On 08/30/2012 02:32 AM, John Lee wrote:
> Dear all,
>
> I was trying to debug a multi-thead issue. In order to reproduce it, I
> wrote a multi-thread testing in tests.py, but got exception in
> get_renderer('
xxxx.pt'). After some digging, it turns out get_renderer
> will eventually call get_current_registry, which is thread local. So, I
> came out with this hack:
>
> <pre>
> import pyramid.threadlocal
> from threading import Thread, Lock
>
> candidates = [
> (self._test1, ()),
> (self._test2, ()),
> (self._test3, ()),
> ]
>
> def random_func(pyramid_thread_locals):
> pyramid.threadlocal.manager.push(pyramid_thread_locals)

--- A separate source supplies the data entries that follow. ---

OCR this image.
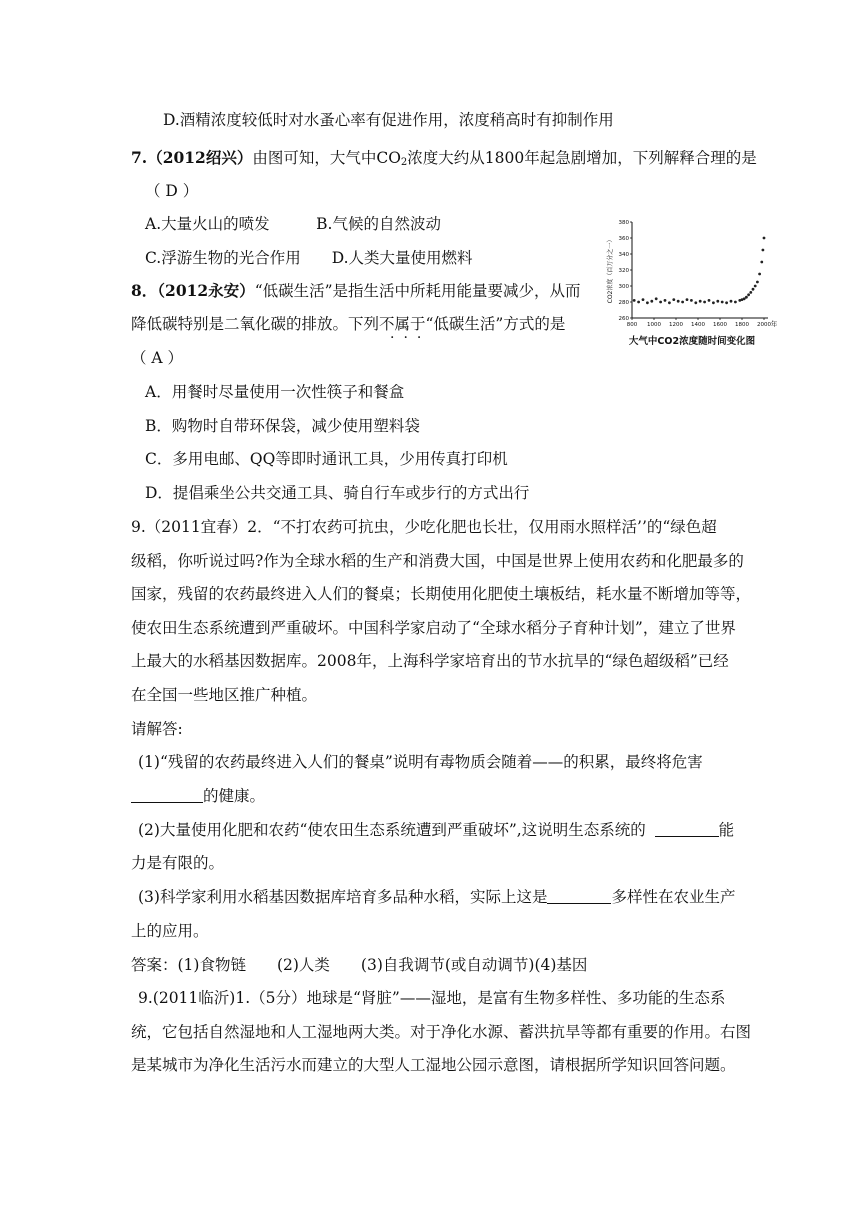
D.酒精浓度较低时对水蚤心率有促进作用，浓度稍高时有抑制作用
7.（2012绍兴）由图可知，大气中$CO_2$浓度大约从1800年起急剧增加，下列解释合理的是
（ D ）
A.大量火山的喷发　　　B.气候的自然波动
C.浮游生物的光合作用　　D.人类大量使用燃料
8．（2012永安）“低碳生活”是指生活中所耗用能量要减少，从而
降低碳特别是二氧化碳的排放。下列不属于“低碳生活”方式的是
···
（ A ）
A．用餐时尽量使用一次性筷子和餐盒
B．购物时自带环保袋，减少使用塑料袋
C．多用电邮、QQ等即时通讯工具，少用传真打印机
D．提倡乘坐公共交通工具、骑自行车或步行的方式出行
9.（2011宜春）2．“不打农药可抗虫，少吃化肥也长壮，仅用雨水照样活’’的“绿色超
级稻，你听说过吗?作为全球水稻的生产和消费大国，中国是世界上使用农药和化肥最多的
国家，残留的农药最终进入人们的餐桌；长期使用化肥使土壤板结，耗水量不断增加等等，
使农田生态系统遭到严重破坏。中国科学家启动了“全球水稻分子育种计划”，建立了世界
上最大的水稻基因数据库。2008年，上海科学家培育出的节水抗旱的“绿色超级稻”已经
在全国一些地区推广种植。
请解答:
(1)“残留的农药最终进入人们的餐桌”说明有毒物质会随着——的积累，最终将危害
的健康。
(2)大量使用化肥和农药“使农田生态系统遭到严重破坏”,这说明生态系统的	能
力是有限的。
(3)科学家利用水稻基因数据库培育多品种水稻，实际上这是	多样性在农业生产
上的应用。
答案：(1)食物链　　(2)人类　　(3)自我调节(或自动调节)(4)基因
9.(2011临沂)1.（5分）地球是“肾脏”——湿地，是富有生物多样性、多功能的生态系
统，它包括自然湿地和人工湿地两大类。对于净化水源、蓄洪抗旱等都有重要的作用。右图
是某城市为净化生活污水而建立的大型人工湿地公园示意图，请根据所学知识回答问题。
260
280
300
320
340
360
380
800 1000 1200 1400 1600 1800 2000 年
CO2浓度（百万分之一）
大气中CO2浓度随时间变化图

> time.sleep(random.random()) # 0 ~ 1 sec
> func, args = random.choice(candidates)
> func(*args)
>
> pyramid_thread_locals = pyramid.threadlocal.manager.get()

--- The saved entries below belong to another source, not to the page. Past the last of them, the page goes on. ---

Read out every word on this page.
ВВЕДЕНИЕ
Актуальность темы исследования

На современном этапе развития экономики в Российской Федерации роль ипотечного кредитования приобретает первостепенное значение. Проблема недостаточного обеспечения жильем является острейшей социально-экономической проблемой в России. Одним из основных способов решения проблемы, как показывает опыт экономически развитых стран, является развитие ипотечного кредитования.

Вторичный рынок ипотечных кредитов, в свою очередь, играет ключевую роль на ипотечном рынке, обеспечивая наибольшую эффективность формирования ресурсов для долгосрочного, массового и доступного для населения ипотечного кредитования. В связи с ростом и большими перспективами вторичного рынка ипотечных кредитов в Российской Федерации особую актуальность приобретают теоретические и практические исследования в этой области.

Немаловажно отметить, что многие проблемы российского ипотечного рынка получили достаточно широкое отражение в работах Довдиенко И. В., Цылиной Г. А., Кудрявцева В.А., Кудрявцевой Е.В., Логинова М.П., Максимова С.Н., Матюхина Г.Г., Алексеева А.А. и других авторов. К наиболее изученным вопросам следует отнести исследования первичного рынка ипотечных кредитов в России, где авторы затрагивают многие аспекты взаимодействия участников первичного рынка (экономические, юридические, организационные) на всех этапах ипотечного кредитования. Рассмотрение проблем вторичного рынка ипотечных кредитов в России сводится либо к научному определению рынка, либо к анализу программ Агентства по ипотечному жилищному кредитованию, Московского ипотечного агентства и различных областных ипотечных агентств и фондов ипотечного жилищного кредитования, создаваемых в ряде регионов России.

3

> threads = [Thread(target=random_func, args=(pyramid_thread_locals, ),)
> for i in range(100)]
> for thread in threads:
> thread.start()
> for thread in threads:
> thread.join()
> </pre>
>
> There is no guarantee that pyramid.threadlocal.manager will always be
> there. Even if it's there, there's no guarantee it can be used this way.
> So, this should only be considered as a temporary workaround.
>
> Question: is there a better way to do this?
Is there a better way to do what? What problem are you trying to solve?
Is the above code a bug report?
- C